One Day Without Us

SOLIDARITY with all those marking One Day Without Us this weekend and to all Britain’s foreign-born residents who contribute so much to our society.

The organisers of the second national day of action celebrating migrants and highlighting the work they do can be proud that events are taking place all over Britain under the One Day Without Us banner.

Sustained rises in hate crimes make it all the more important that Britain’s left takes a stand against racism. The 80,393 recorded hate crimes in 2016-17 marked the largest annual increase since Home Office figures began.

It’s common to blame Brexit for the rise in attacks, and there was a notable spike in hate crimes around the time of the EU referendum in 2016, alongside spikes after terrorist attacks in Manchester and London.

But racism was on the rise in Britain long before the referendum — with the 62,518 hate crimes recorded in 2015-16 also a massive increase on the year before.

British Social Attitudes surveys have tracked a rise in people admitting to racial prejudice since 2001. The escalation in recent years is hardly surprising, given the David Cameron’s government’s enthusiastic smearing of Sadiq Khan during the London mayoral elections, Theresa May’s “Go Home or Face Arrest” vans and proposals from Home Secretary Amber Rudd that firms be obliged to publish lists of foreign employees.

Attitudes across Europe are worsening too.

The far right are stronger in France, where their candidate made the run-off at the last presidential election. They are stronger in Germany, where the fascist AfD has 96 Bundestag seats.

They are stronger in Italy, where an unholy alliance with Silvio Berlusconi’s Forza Italia could see the Brothers of Italy and Forza Nuova parties enter government on pledges of deporting hundreds of thousands of migrants, and in Austria, where Freedom Party fascists sit in coalition government.

In Poland a giant march for a “white Europe” and a “Holocaust of Muslims” can be described as “a beautiful sight” by government ministers, in Hungary Prime Minister Viktor Orban can smear refugees from Western-fuelled violence in the Middle East as “a migrant invasion” which threatens to destroy a Europe that is “safe, fair, Christian and free,” and in Ukraine neonazi paramilitaries are unleashed on the government’s opponents and the authors of an ethnic cleansing operation that slaughtered hundreds of thousands of Jews and Poles in World War II are feted as national heroes.

This is in no way to diminish the gravity of racist violence in Britain. It takes lives.

But the reality that racists are on the march across Europe and beyond should warn us off liberal interpretations that blame the EU vote, which is after all unique to Britain, and seek deeper answers.
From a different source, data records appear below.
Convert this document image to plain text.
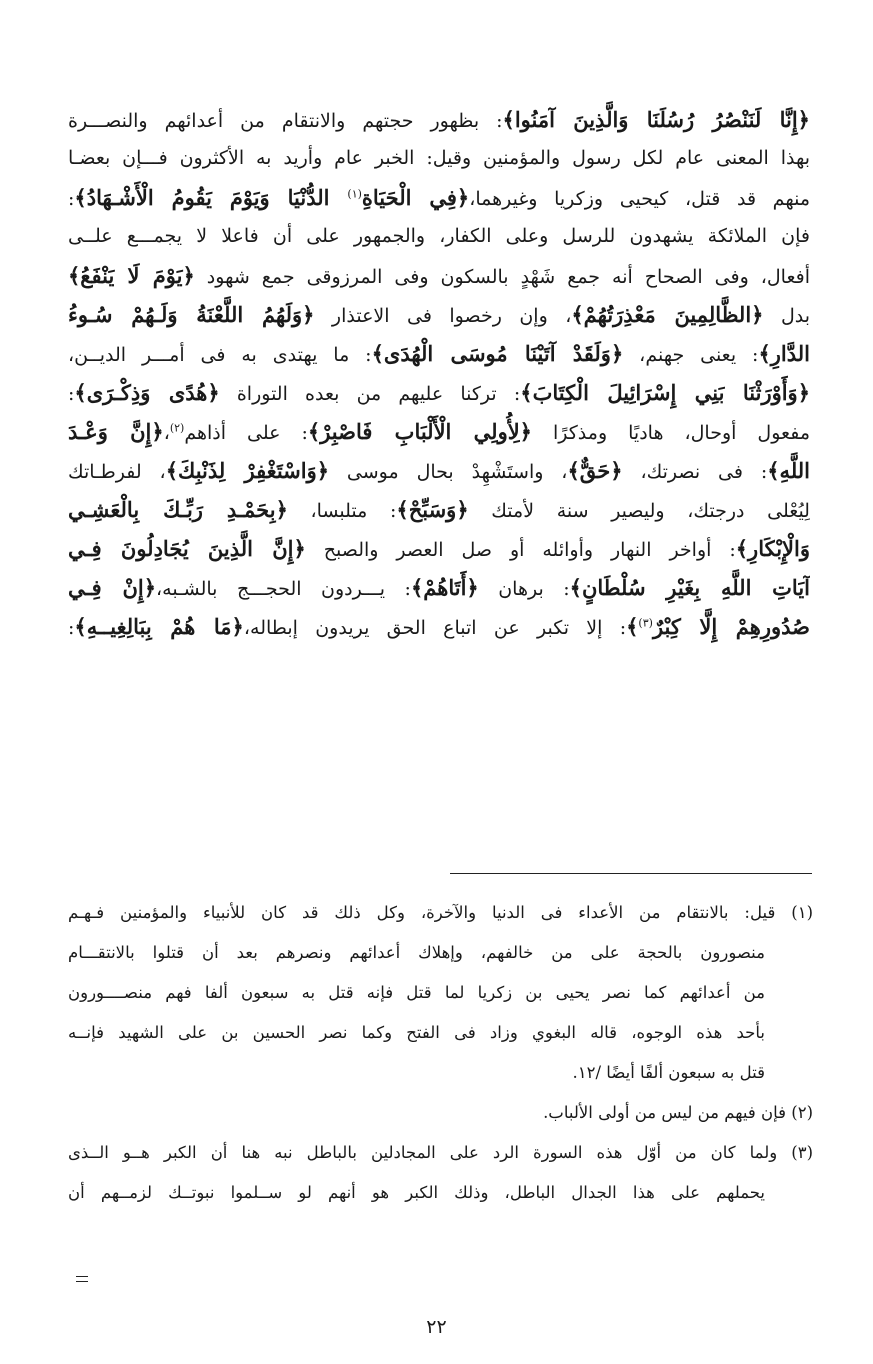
﴿إِنَّا لَنَنْصُرُ رُسُلَنَا وَالَّذِينَ آمَنُوا﴾: بظهور حجتهم والانتقام من أعدائهم والنصـــرة
بهذا المعنى عام لكل رسول والمؤمنين وقيل: الخبر عام وأريد به الأكثرون فـــإن بعضـا
منهم قد قتل، كيحيى وزكريا وغيرهما،﴿فِي الْحَيَاةِ$^{(١)}$ الدُّنْيَا وَيَوْمَ يَقُومُ الْأَشْـهَادُ﴾:
فإن الملائكة يشهدون للرسل وعلى الكفار، والجمهور على أن فاعلا لا يجمـــع علــى
أفعال، وفى الصحاح أنه جمع شَهْدٍ بالسكون وفى المرزوقى جمع شهود ﴿يَوْمَ لَا يَنْفَعُ﴾
بدل ﴿الظَّالِمِينَ مَعْذِرَتُهُمْ﴾، وإن رخصوا فى الاعتذار ﴿وَلَهُمُ اللَّعْنَةُ وَلَـهُمْ سُـوءُ
الدَّارِ﴾: يعنى جهنم، ﴿وَلَقَدْ آتَيْنَا مُوسَى الْهُدَى﴾: ما يهتدى به فى أمـــر الديــن،
﴿وَأَوْرَثْنَا بَنِي إِسْرَائِيلَ الْكِتَابَ﴾: تركنا عليهم من بعده التوراة ﴿هُدًى وَذِكْـرَى﴾:
مفعول أوحال، هاديًا ومذكرًا ﴿لِأُولِي الْأَلْبَابِ فَاصْبِرْ﴾: على أذاهم$^{(٢)}$،﴿إِنَّ وَعْـدَ
اللَّهِ﴾: فى نصرتك، ﴿حَقٌّ﴾، واستَشْهِدْ بحال موسى ﴿وَاسْتَغْفِرْ لِذَنْبِكَ﴾، لفرطـاتك
لِيُعْلى درجتك، وليصير سنة لأمتك ﴿وَسَبِّحْ﴾: متلبسا، ﴿بِحَمْـدِ رَبِّـكَ بِالْعَشِـي
وَالْإِبْكَارِ﴾: أواخر النهار وأوائله أو صل العصر والصبح ﴿إِنَّ الَّذِينَ يُجَادِلُونَ فِـي
آيَاتِ اللَّهِ بِغَيْرِ سُلْطَانٍ﴾: برهان ﴿أَتَاهُمْ﴾: يـــردون الحجـــج بالشـبه،﴿إِنْ فِـي
صُدُورِهِمْ إِلَّا كِبْرٌ$^{(٣)}$﴾: إلا تكبر عن اتباع الحق يريدون إبطاله،﴿مَا هُمْ بِبَالِغِيــهِ﴾:
(١) قيل: بالانتقام من الأعداء فى الدنيا والآخرة، وكل ذلك قد كان للأنبياء والمؤمنين فـهـم
منصورون بالحجة على من خالفهم، وإهلاك أعدائهم ونصرهم بعد أن قتلوا بالانتقـــام
من أعدائهم كما نصر يحيى بن زكريا لما قتل فإنه قتل به سبعون ألفا فهم منصــــورون
بأحد هذه الوجوه، قاله البغوي وزاد فى الفتح وكما نصر الحسين بن على الشهيد فإنــه
قتل به سبعون ألفًا أيضًا /١٢.
(٢) فإن فيهم من ليس من أولى الألباب.
(٣) ولما كان من أوّل هذه السورة الرد على المجادلين بالباطل نبه هنا أن الكبر هــو الــذى
يحملهم على هذا الجدال الباطل، وذلك الكبر هو أنهم لو ســلموا نبوتــك لزمــهم أن
٢٢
Fascists have always preyed on fear and insecurity, and an economy based on high levels of personal debt and the super-exploitation of workers paid poverty wages on zero-hours contracts gives them ample hunting ground.

This is why Jeremy Corbyn’s emphasis on empowering trade unions and ending the undercutting of wages by bosses importing cheap labour should form an essential part of the left’s strategy on combatting racism, while scaremongering claims from the National Farmers Union about fruit being left to rot in the fields because of a lack of immigrant fruit pickers are probably counterproductive — reinforcing stereotypes about foreigners doing jobs British people don’t want when the real issue is poor pay and conditions in British agriculture.

Action to address the gross inequalities that disfigure our society will disarm the racists who blame foreigners for problems caused by capitalism.

But direct action against racists and public solidarity among people of all cultures and faiths is equally important when those born abroad are under attack.

We should make One Day Without Us and the forthcoming Stand Up to Racism march planned for March 17 visible signs of that solidarity and warnings to the racists that their lies will not divide or weaken our movement.